If we believe stress is going to hurt us, it is more likely to hurt us

The long shadow cast by decades of one-sided, propaganda-laced stress research has led many of us to believe that stress is a direct cause of heart attacks. But the British Heart Foundation's website clearly states, "There is no evidence to suggest that stress causes coronary heart disease or heart attacks." Nor does it cause stomach ulcers: a bacterium called H. pylori does that.

Yet the tobacco-funded researchers didn't get it all wrong. Stress does have clear causal links to some diseases, particularly mental illnesses including depression, anxiety disorders, schizophrenia and addictive behaviour. High stress levels do appear to be a general risk factor for early death, particularly for middle-aged men. Moreover, we all know how unpleasant stress can be. From insomnia to binge eating and boozing, we respond to stress with all sorts of counterproductive and antisocial behaviours. And that's partly why the tone of messages we hear about stress matters so much. Humans are inherently suggestible and particularly vulnerable to warning messages about our health, especially when those messages seem to be backed by science.

With mice in a cage, you can measure the tipping point – the precise current of the electric shock – where good stress becomes bad. You can see how many weeks of stress cause adrenal glands to enlarge and immune systems to wither. But when it comes to humankind, we don't need the lurking menace of a lion in the long grass to activate our stress response. We can do it perfectly well for ourselves. All it takes is a negative thought, the memory of an insult, or a vague feeling of unease.

So, we can think our way into stress. And, as recent evidence shows, if we believe stress is going to hurt us, it is more likely to hurt us. This is one message emerging from the Whitehall II project, a long-term study of 10,000 UK government civil servants, set up in 1985 to study the social, economic and personal determinants of health and disease. A 2013 analysis of Whitehall II data concluded that people who believe stress adversely affects their health are more than twice as likely to suffer a heart attack, regardless of the amount of stress they appear to be under.

There is a flipside to this gloomy news, though. If our thoughts and beliefs can switch on a damaging stress response, mightn't they also switch it off? Could the power of suggestion be a partial vaccination in the battle against the stress epidemic? This is the contention of Alia Crum, an ambitious young psychology professor at Stanford University.

Crum is a flagbearer for the on-trend science of mindset manipulations. In 2007 she showed that if hotel chambermaids come to think of their work as exercise, they lose weight and their blood pressure falls, apparently without working any harder. And in 2011 Crum showed that if we consume a healthy snack dressed as a calorie-laden indulgence, the power of belief dupes our hormonal appetite system into feeling sated.

More recently she turned her attention to our core beliefs about stress.

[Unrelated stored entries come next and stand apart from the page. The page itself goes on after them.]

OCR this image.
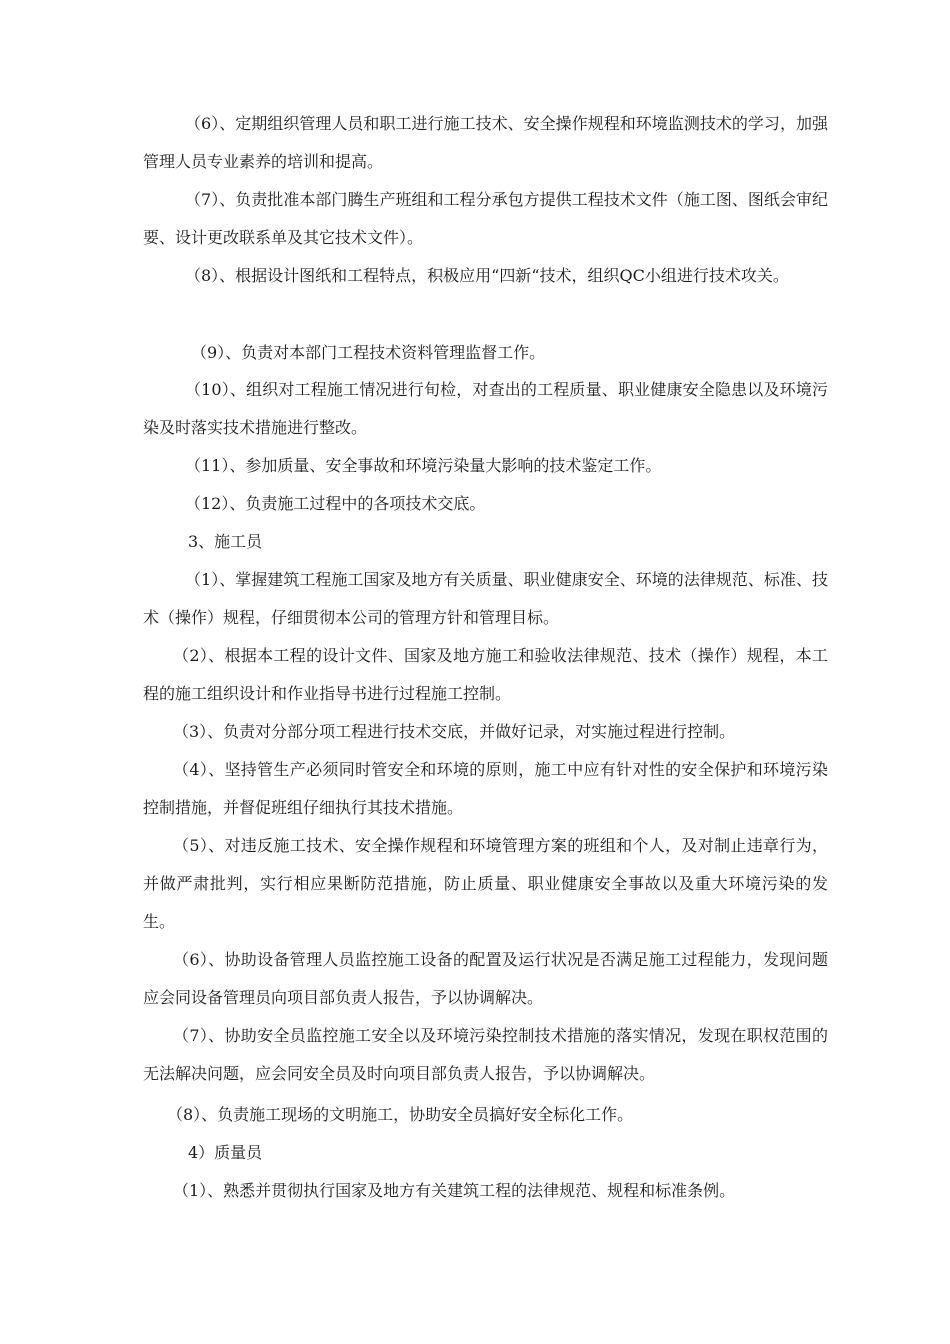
（6）、定期组织管理人员和职工进行施工技术、安全操作规程和环境监测技术的学习，加强管理人员专业素养的培训和提高。

（7）、负责批准本部门腾生产班组和工程分承包方提供工程技术文件（施工图、图纸会审纪要、设计更改联系单及其它技术文件）。

（8）、根据设计图纸和工程特点，积极应用“四新“技术，组织QC小组进行技术攻关。

（9）、负责对本部门工程技术资料管理监督工作。

（10）、组织对工程施工情况进行旬检，对查出的工程质量、职业健康安全隐患以及环境污染及时落实技术措施进行整改。

（11）、参加质量、安全事故和环境污染量大影响的技术鉴定工作。

（12）、负责施工过程中的各项技术交底。

3、施工员

（1）、掌握建筑工程施工国家及地方有关质量、职业健康安全、环境的法律规范、标准、技术（操作）规程，仔细贯彻本公司的管理方针和管理目标。

（2）、根据本工程的设计文件、国家及地方施工和验收法律规范、技术（操作）规程，本工程的施工组织设计和作业指导书进行过程施工控制。

（3）、负责对分部分项工程进行技术交底，并做好记录，对实施过程进行控制。

（4）、坚持管生产必须同时管安全和环境的原则，施工中应有针对性的安全保护和环境污染控制措施，并督促班组仔细执行其技术措施。

（5）、对违反施工技术、安全操作规程和环境管理方案的班组和个人，及对制止违章行为，并做严肃批判，实行相应果断防范措施，防止质量、职业健康安全事故以及重大环境污染的发生。

（6）、协助设备管理人员监控施工设备的配置及运行状况是否满足施工过程能力，发现问题应会同设备管理员向项目部负责人报告，予以协调解决。

（7）、协助安全员监控施工安全以及环境污染控制技术措施的落实情况，发现在职权范围的无法解决问题，应会同安全员及时向项目部负责人报告，予以协调解决。

（8）、负责施工现场的文明施工，协助安全员搞好安全标化工作。

4）质量员

（1）、熟悉并贯彻执行国家及地方有关建筑工程的法律规范、规程和标准条例。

Crum's unlikely collaborators were 388 employees of UBS bank, in the aftermath of the 2008 financial crisis. This was a time of turmoil, layoffs and uncertainty at the firm. Stress was rife. Crum wanted to know how these overworked bankers thought about stress and whether she could change their convictions.

She split the bank workers into three groups. A small control group got no training. Over the course of a week, the other two groups were shown three different short training videos. Superficially the videos were similar: they talked about stress and its effects on mind and body. One group's films dealt with disease risk, anxiety, depression and distraction. They showed basketball ace LeBron James missing a decisive shot under pressure, implying stress is debilitating. In the other videos LeBron sinks his basket, the message being that stress sharpens attention, boosts cognition, enhances relationships and forces fresh perspectives: it is life-enhancing.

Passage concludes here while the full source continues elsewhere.